Rabbit, Run gets all the attention, and Rabbit Is Rich and Rabbit at Rest earned Pulitzer Prizes. But Guardian writer Robert McCrum says Rabbit Redux is his favorite—which is why he included it at #88 on his list of “The 100 Best Novels.”
“Harry ‘Rabbit’ Angstrom, the account of whose life and times adds up to more than half a million words, is often placed with honor, and a measure of irony, next to America’s great literary protagonists such as Huck Finn, Jay Gatsby and even Captain Ahab,” McCrum writes. “Rabbit Redux was published in the US by Alfred A Knopf, a great literary house and a natural home for a novel that, from the title down, nodded to the Anglo-American literary tradition. Anthony Trollope (see No 22 in this series) published Phineas Redux in 1873, and Updike, who was steeped in English literature, would have enjoyed the allusion. Other critics have noted its ‘Dickensian’ ambitions.

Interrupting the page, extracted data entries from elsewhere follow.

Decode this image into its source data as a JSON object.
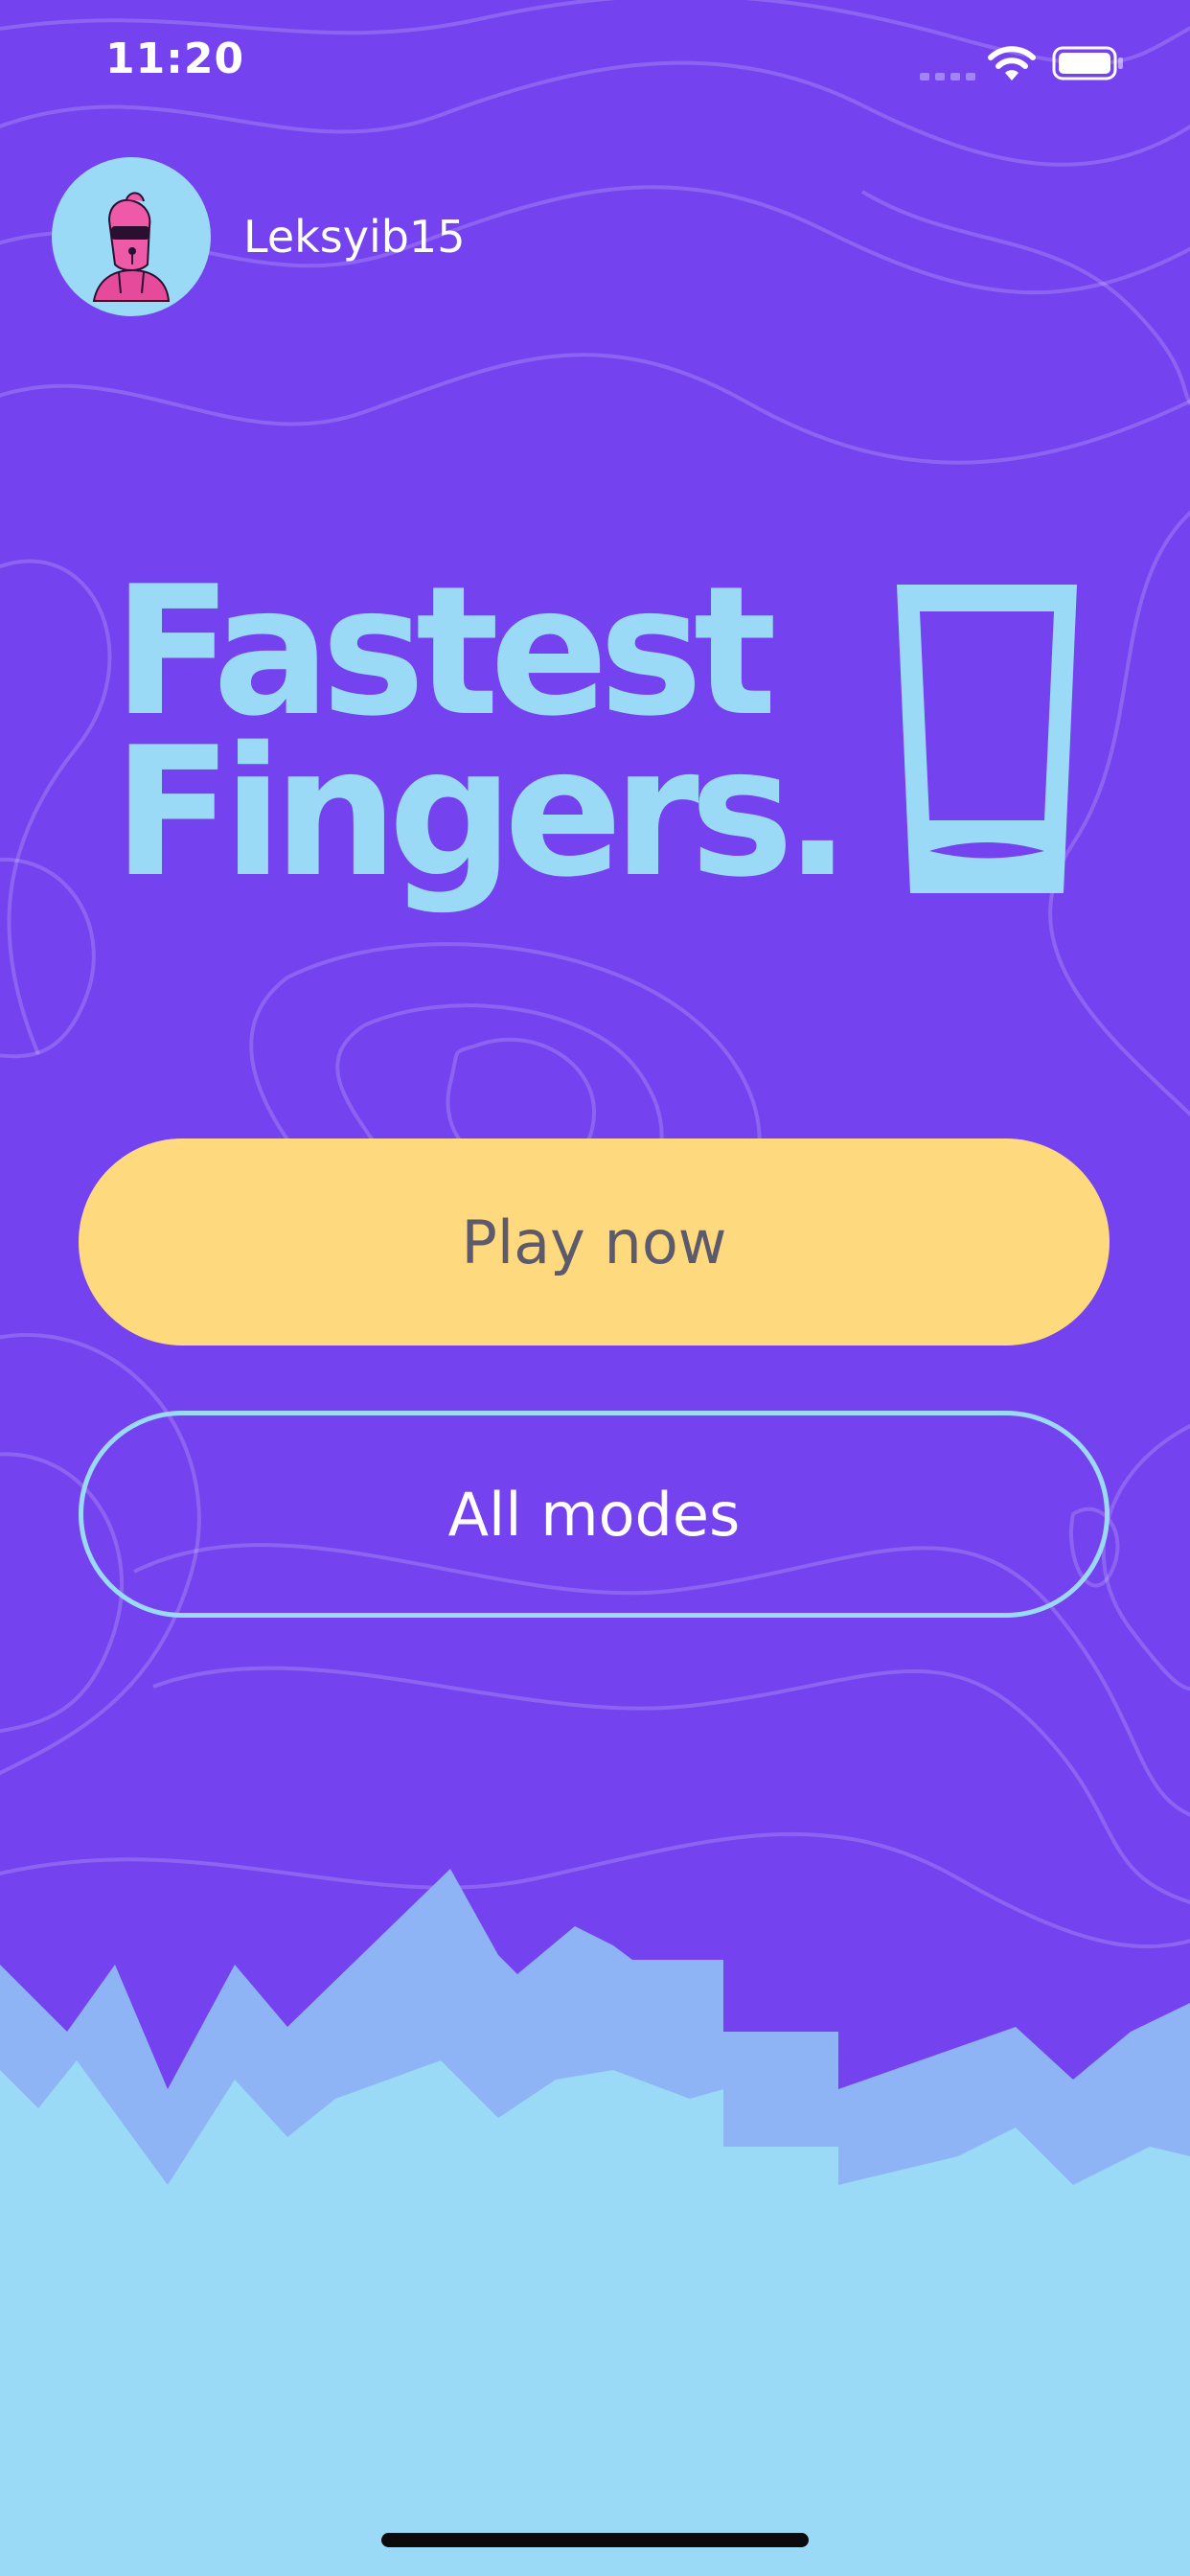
{
  "status_bar": {
    "time": "11:20"
  },
  "profile": {
    "username": "Leksyib15",
    "avatar_icon": "robot-character-icon"
  },
  "logo": {
    "line1": "Fastest",
    "line2": "Fingers.",
    "icon": "phone-icon"
  },
  "actions": {
    "play_label": "Play now",
    "modes_label": "All modes"
  },
  "colors": {
    "background": "#7442ee",
    "accent_blue": "#9adaf6",
    "play_button": "#ffd97d",
    "play_text": "#5d5a6b"
  }
}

“The Angstrom series had many inspirations, including Sinclair Lewis’s Babbitt. Updike, who also venerated Lewis, always spoke warmly about his admiration for Marcel Proust, though ‘Rabbit’ has little to do, explicitly, with A la Recherche du Temps Perdu. Ian McEwan [who, summarising Updike’s achievement on his untimely death in 2009, compared him to Saul Bellow (see No 73 in this series) as ‘a master of effortless motion—between first and third person, from the metaphorical density of literary prose to the demotic, from specific detail to wide generalization, from the actual to the numinous, from the scary to the comic’] described Updike’s ‘Rabbit’ novels as his ‘masterpiece.’ Philip Roth, a sometime writer, declared Updike to be America’s ‘greatest man of letters, a national treasure,’ while, for Lorrie Moore, Updike is ‘our greatest writer,’ though she prefers his short stories.”